We stood in shock, watching over and over and about an hour later, my husband walked in the door. His face mirrored our feelings of utter pain and disbelief. I will never in my life forget him hugging me and saying that he just had to find me. In the midst of such horror, I remember feeling guilty to feel so incredibly loved.
I know I belong not really to this place, but I have already considered the whole day on that date. I had just lost my job as a “very important person” and was therefore “at home”. I remember I was completely emotionally outer my mind and thought something must be done; there was an agreement at that time between so many people that is sadly lost.
I was in my thinking chair, waiting for the pretty music to start on NPR. Carl Kasell's voice was still on, and I thought it was getting kind of late for him to still be talking. So I turned up the sound so I could hear what they were talking about. And I found out. And OMG. I had planned to drive up to Greenville that day to buy some school books for my homeschooled children. I went ahead with the trip. When I got to the bookstore everyone was talking about the attacks. I listened to the radio for the hour it took to drive up there, and had heard about a plane crashing in Pennsylvania. Everyone wondered if they were related. Oh, and of course the Pentagon had been attacked too. Everyone I saw in the bookstore was in shock. Everyone I encountered was talking in hushed tones. I kept wracking my brain trying to figure out how I was going to explain it to my children, then aged 10 and 12. (The 3 year olds I didn't worry about) We did not watch the coverage on TV. I am not entirely sure we had cable at the time, and might not have been able to watch the TV coverage. And I'm glad. Listening to it on the radio was hard enough. I didn't want my children to see it over and over again.
I was at home and learned from the TODAY show, just like you. I was also online emailing and IMing (big surprise) to friends who had no access to TV that morning.
I worked a golf luncheon in the afternoon and we had to break the news to the ladies who'd been on the golf course all morning. It was a very short event. I remember the restaurant was very busy, though, as everyone came out for lunch from their work to check the televisions at the bar.
I had the rest of the week off, as all the events I'd been scheduled to work were cancelled, mostly due to the no-flight restrictions.

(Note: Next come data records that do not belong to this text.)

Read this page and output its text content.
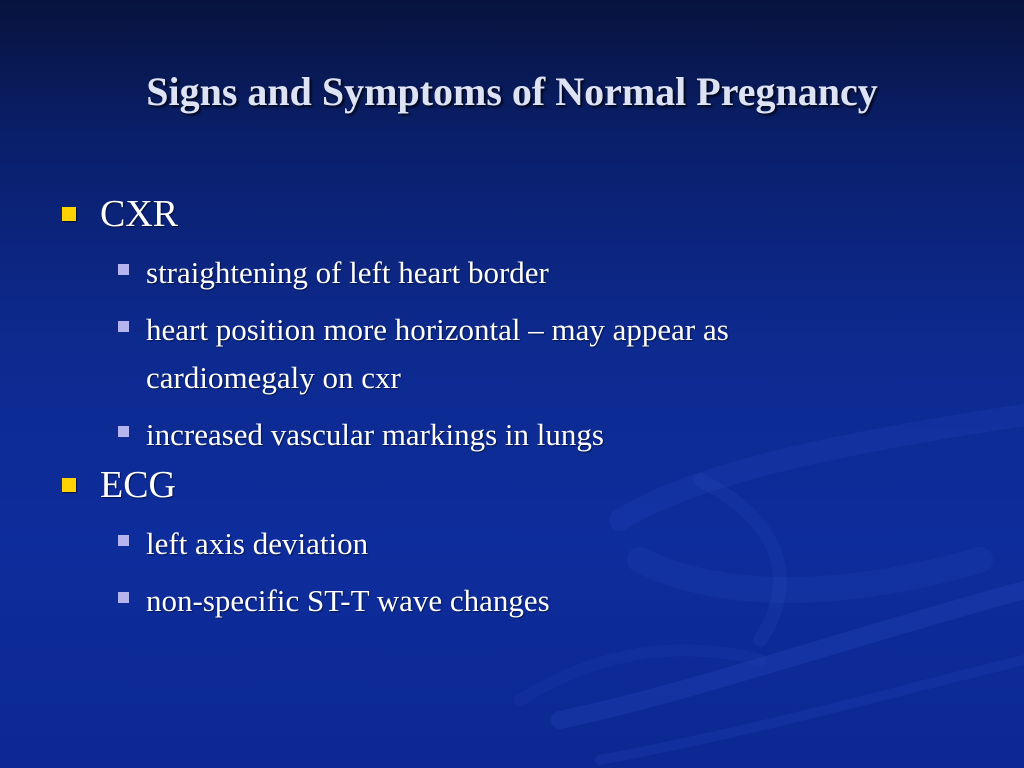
Signs and Symptoms of Normal Pregnancy
CXR
straightening of left heart border
heart position more horizontal – may appear as cardiomegaly on cxr
increased vascular markings in lungs
ECG
left axis deviation
non-specific ST-T wave changes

I was at work - but by chance we had a TV on when the first reports started coming through. We remained glued to it the rest of the day. And I knew that the world would never quite be the same.
I was running late for work, so I didn't bother to turn the TV on and double check the whether on NY1. Instead I jumped on the subway, which was above ground as I was living in Queens at the time.
At the halfway point of my trip, still above ground, I caught a snippet of a PA announcement about a plane and a crash. I did a double-take and looked out the window of the train, and far off in the distance I saw a wisp of smoke above the skyline. It looked so tiny that far off I didn't think much of it, figuring some Cessna had crashed and hoping not too many people got hurt.
The rest of the ride was uneventful and I got off the subway, walked to the office (not sensing anything amiss in people milling about me) and headed up to my office.
I walked in to my department ready to make some joke about that silly little plane crash downtown and saw the face of my co-worker, which was deathly pale. The smile died on my lips and it began to dawn on me that something much worse than I could imagine had happened.
We huddled around someone's AM/FM radio and listened to an eyewitness report being broadcast over WNYC, by phone, of someone who lived in view of the towers. When the woman began to cry out that the building was falling down, I could only visualize it falling sideways and could not even fathom what the devastation might be.
We looked at each other in horror and one by one headed out of the office, on our individual journeys back home. I wouldn't return to the office for three days.